Never mind the bollocks here’s the title card for Sofia Coppola’s Marie Antoinette, jagged black and hot pink, amid opening credits scored to the Gang of Four. This is nobody’s father’s biopic: navel-gazer Coppola’s version of Rococo France is another painless hangover, all woozy pace, lightheaded cinematography courtesy Lance Acord, and the repeated image of its teen Queen (Kirsten Dunst) rudely awakened from the sleep of the blameless.
But Marie Antoinette’s anachronism, with its tres hip post-punk soundtrack and cast mostly playing themselves (socially maladroit Jason Schwartzman as Louis XVI, garrulous Rip Torn as Louis XV, here a stammering Steve Coogan and a pinched Judy Davis, there a fatale Asia Argento or a chattering Molly Shannon), isn’t the airheaded dress-up some have claimed. For one, who says Coppola’s use of Bow Wow Wow’s “I Want Candy” to accompany an MTV montage of Dunst and the girls trying on shoes doesn’t capture the fashionable frivolity of the Versailles Court? Moreover, Coppola’s establishing of the era’s social upheavals via secondhand reports from government ministers and canned Angry Mob noises suggests her movie assumes its ahistorical remove consciously — that her champagne-fizz, Cure-scored movie demonstrates the inevitability of the real French monarchy seeing its rarified bubble popped by forces too large to resist.

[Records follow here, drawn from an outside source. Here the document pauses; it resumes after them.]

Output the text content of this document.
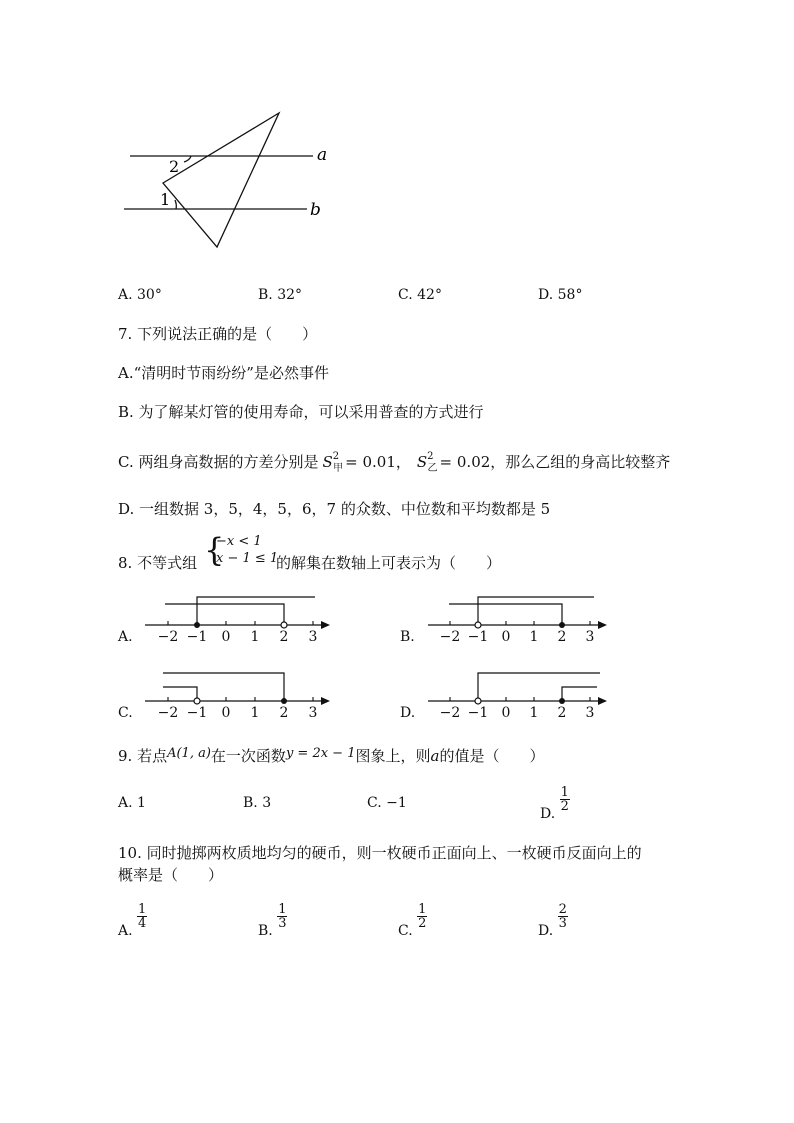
a
b
2
1
A. 30°	B. 32°	C. 42°	D. 58°
7. 下列说法正确的是（　　）
A.“清明时节雨纷纷”是必然事件
B. 为了解某灯管的使用寿命，可以采用普查的方式进行
C. 两组身高数据的方差分别是 $S^2_甲 = 0.01$， $S^2_乙 = 0.02$，那么乙组的身高比较整齐
D. 一组数据 3，5，4，5，6，7 的众数、中位数和平均数都是 5
8. 不等式组 {
−x < 1
x − 1 ≤ 1
的解集在数轴上可表示为（　　）
A.	B.
C.	D.
−2 −1 0 1 2 3	−2 −1 0 1 2 3
−2 −1 0 1 2 3	−2 −1 0 1 2 3
9. 若点A(1, a)在一次函数y = 2x − 1图象上，则a的值是（　　）
A. 1	B. 3	C. −1
D.
$\frac{1}{2}$
10. 同时抛掷两枚质地均匀的硬币，则一枚硬币正面向上、一枚硬币反面向上的
概率是（　　）
A.
$\frac{1}{4}$
B.
$\frac{1}{3}$
C.
$\frac{1}{2}$
D.
$\frac{2}{3}$
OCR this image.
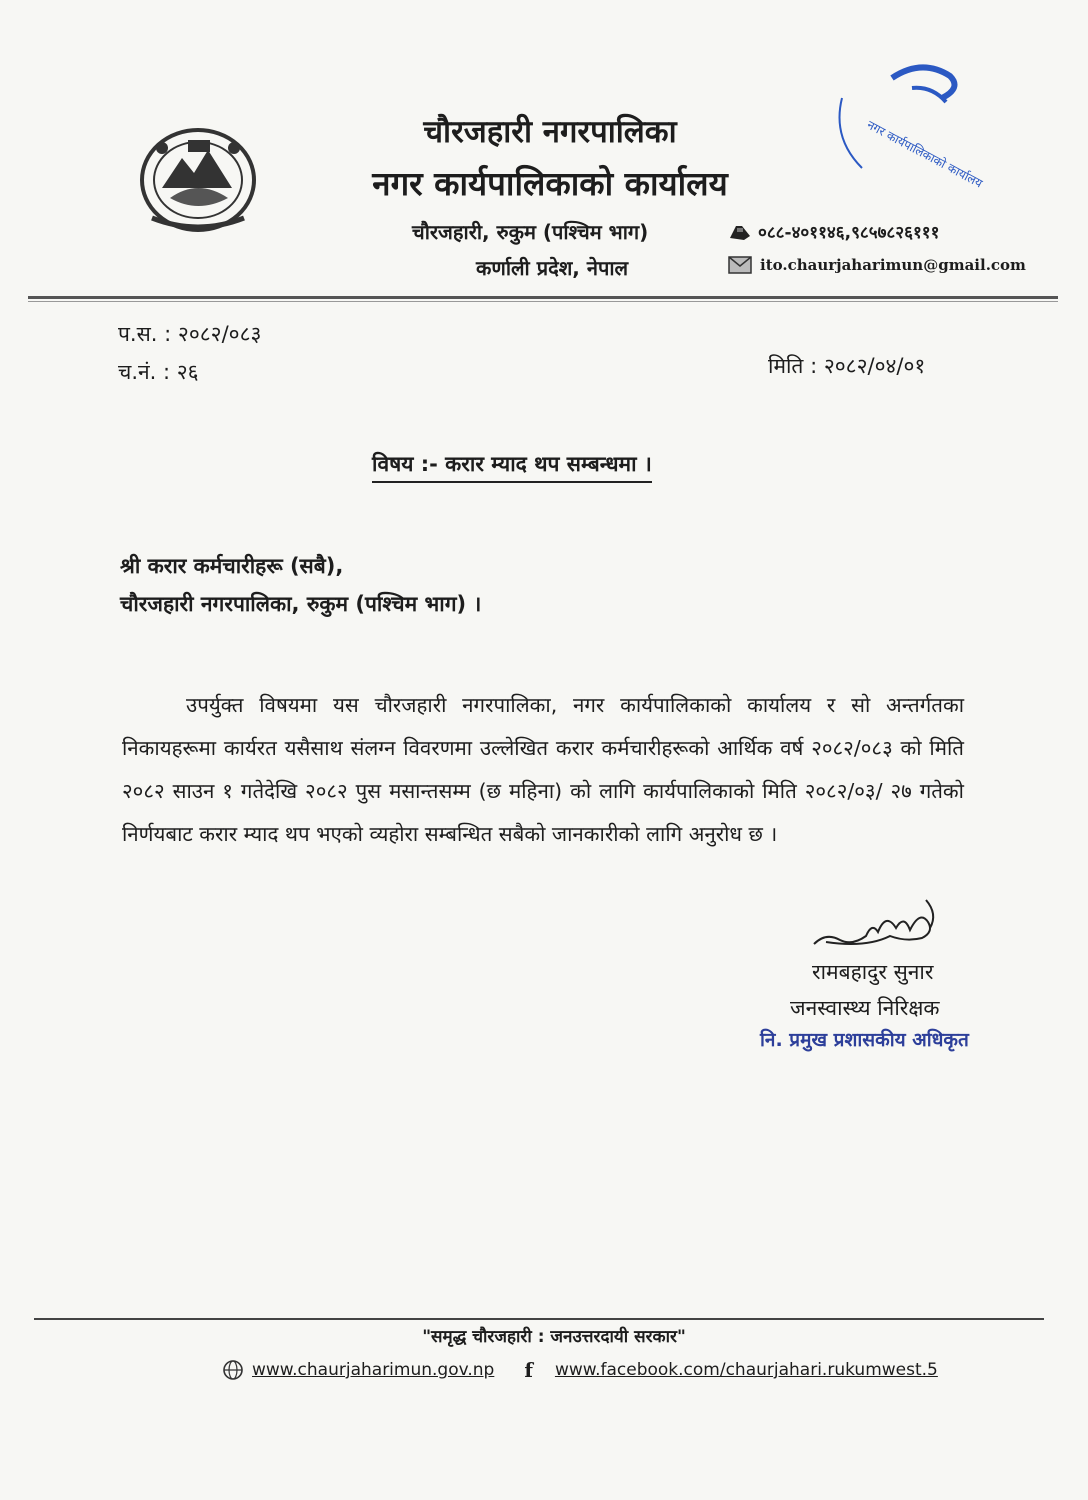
चौरजहारी नगरपालिका
नगर कार्यपालिकाको कार्यालय
चौरजहारी, रुकुम (पश्चिम भाग)
कर्णाली प्रदेश, नेपाल
०८८-४०११४६,९८५७८२६१११
ito.chaurjaharimun@gmail.com
नगर कार्यपालिकाको कार्यालय
प.स. : २०८२/०८३
च.नं. : २६	मिति : २०८२/०४/०१
विषय :- करार म्याद थप सम्बन्धमा ।
श्री करार कर्मचारीहरू (सबै),
चौरजहारी नगरपालिका, रुकुम (पश्चिम भाग) ।
उपर्युक्त विषयमा यस चौरजहारी नगरपालिका, नगर कार्यपालिकाको कार्यालय र सो अन्तर्गतका निकायहरूमा कार्यरत यसैसाथ संलग्न विवरणमा उल्लेखित करार कर्मचारीहरूको आर्थिक वर्ष २०८२/०८३ को मिति २०८२ साउन १ गतेदेखि २०८२ पुस मसान्तसम्म (छ महिना) को लागि कार्यपालिकाको मिति २०८२/०३/ २७ गतेको निर्णयबाट करार म्याद थप भएको व्यहोरा सम्बन्धित सबैको जानकारीको लागि अनुरोध छ ।
रामबहादुर सुनार
जनस्वास्थ्य निरिक्षक
नि. प्रमुख प्रशासकीय अधिकृत
"समृद्ध चौरजहारी : जनउत्तरदायी सरकार"
www.chaurjaharimun.gov.np f www.facebook.com/chaurjahari.rukumwest.5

Given the eye-rolling culture-clash comedy treatment of Austrian princess Antoinette’s initial arrival in Versailles, this may be giving Coppola too much credit for historical savvy. It’s possible I’m just a sucker for any movie cuing up New Order’s ‘Ceremony’ in an effort to win me over to its wavelength. Then again, I don’t exactly envy anyone who isn’t.